A proposito di querele temerarie e delle fantasiose declinazioni, pochi in Italia sanno che esiste un borgo di 600 abitanti che si chiama Campodimele, noto per essere il “paese della longevità” e delle cicerchie, un legume tipico dei monti della zona. E nessuno poteva immaginare che la giunta municipale il 5 novembre scorso, con apposita riunione, incaricasse un avvocato con il preciso scopo di inseguire i giornalisti che hanno osato e oseranno parlar male dell’amministrazione comunale che è “oggetto di numerosi attacchi sia sulla stampa che sul web”. Nella delibera, avallata dal dirigente dei Servizi finanziari, non viene indicato alcun articolo, né i contenuti diffamatori né le persone vittime di diffamazione. In modo generico si ingaggia un legale cui viene dato ampio mandato di avviare “azioni legali, sia civili che penali, idonee a tutelare il Comune sotto ogni profilo rispetto a qualunque forma di speculazione mediatica con scopi esclusivamente denigratori, diffamatori nei confronti dell’ente, dei suoi rappresentanti e della sua struttura burocratico amministrativa”.
Se si volesse portare in Senato una prova di cosa sono in Italia le azioni legali pretestuose contro i giornalisti al fine di convincere i senatori a votare la riforma, questa graziosa delibera della Giunta comunale di Campodimele sarebbe la pistola fumante, la prova dirimente circa la possibilità di inseguire e imbavagliare i giornalisti a prescindere da ciò che scrivono e scriveranno, poiché non solo è consentito dall’ordinamento ma non vi sono sanzioni e, comunque, come in questo caso specifico, a pagare sono i cittadini non già gli amministratori che hanno votato la consulenza onerosa. Quindi le querele pretestuose possono essere a carico dei bilanci pubblici. Le argomentazioni tecniche a sostegno dell’incarico legale sono molteplici. La più convincente è questa: “tutelare l’estimazione sociale, la reputazione e il prestigio dell’ente pubblico”, nonché “la costante pressione psicologica generata” dalle notizie pubblicate.

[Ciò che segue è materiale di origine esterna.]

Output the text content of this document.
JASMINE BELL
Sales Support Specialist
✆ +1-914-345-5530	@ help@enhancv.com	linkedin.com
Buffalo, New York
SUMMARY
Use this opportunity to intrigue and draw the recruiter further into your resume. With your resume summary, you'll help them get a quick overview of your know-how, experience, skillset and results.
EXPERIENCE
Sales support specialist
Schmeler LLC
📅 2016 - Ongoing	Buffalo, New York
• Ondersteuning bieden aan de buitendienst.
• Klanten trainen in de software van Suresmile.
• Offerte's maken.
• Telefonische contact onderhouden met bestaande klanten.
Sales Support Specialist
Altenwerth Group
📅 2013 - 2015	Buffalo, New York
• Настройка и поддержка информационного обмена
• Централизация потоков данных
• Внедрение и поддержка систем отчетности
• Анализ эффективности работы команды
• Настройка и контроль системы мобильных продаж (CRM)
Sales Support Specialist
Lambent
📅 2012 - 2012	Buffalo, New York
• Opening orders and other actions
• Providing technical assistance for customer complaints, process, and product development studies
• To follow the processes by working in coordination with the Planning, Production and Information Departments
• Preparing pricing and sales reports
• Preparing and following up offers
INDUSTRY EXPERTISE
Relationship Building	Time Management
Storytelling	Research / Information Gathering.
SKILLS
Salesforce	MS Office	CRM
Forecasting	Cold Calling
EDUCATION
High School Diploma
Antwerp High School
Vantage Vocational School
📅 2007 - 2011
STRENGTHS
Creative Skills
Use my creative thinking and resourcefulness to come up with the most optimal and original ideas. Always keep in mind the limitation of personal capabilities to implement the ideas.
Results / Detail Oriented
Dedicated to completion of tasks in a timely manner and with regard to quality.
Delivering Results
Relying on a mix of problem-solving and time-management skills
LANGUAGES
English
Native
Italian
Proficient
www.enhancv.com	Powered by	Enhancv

Ma quali sono le notizie apparse sui mezzi di informazione (solo locali, poiché il borgo non fa notizia in ambito nemmeno regionale)? Quattro o cinque comunicati stampa dell’opposizione che fanno parte della dialettica più o meno normale in un consiglio comunale, seppur assai piccolo. Polemiche che hanno animato la fine della scorsa estate incrinando lo status quo sonnacchioso di un tipico paesino dell’Italia interna. Che, visti gli sviluppi, forse proprio tranquillo non è più. Chi lo avrebbe mai detto? Campodimele è così piccolo che da oltre venti anni è amministrato dalla stessa famiglia, si sono alternati due fratelli, uno è tuttora in carica. L’unica volta che si è parlato di Campodimele non solo per i suoi legumi è stato l’anno in cui i tassisti di Roma hanno scoperto che il Comune aveva rilasciato settantacinque licenze per taxi a Campodimele, casualmente quando non c’erano più licenze disponibili a Roma città. Si scoprì in seguito che in quel minuscolo centro non c’erano settanta posti auto e forse nemmeno circolavano mai 70 automobili tutte insieme o quantomeno nessuno le aveva mai viste da quelle parti. I taxi in realtà operavano su Roma, nella tratta per Fiumicino. La Finanza presentò un’informativa in Procura per abuso d’ufficio e il processo è partito nel 2016. Che si respiri aria buona, di montagna con vista sul mare, questo sì è innegabile. E deve essere il motivo per il quale ogni volta che si vota a Campodimele si presenta un numero inusitato di candidati. L’ultima tornata delle amministrative, a giugno 2018, ha fatto segnare un piccolo record: cinque liste. Ce ne era una con il nome di una trasmissione tv, “L’altra Italia”, composta totalmente da persone di Ugento, in provincia di Lecce. E un’altra con tutti candidati della confinante provincia di Frosinone, la F.P.T. Il Centro. Tutti hanno potuto constatare che quelle due liste erano state presentate al solo fine di ottenere permessi lavorativi per il periodo della campagna elettorale. E le stranezze di questo borghetto sembrarono essere finite lì.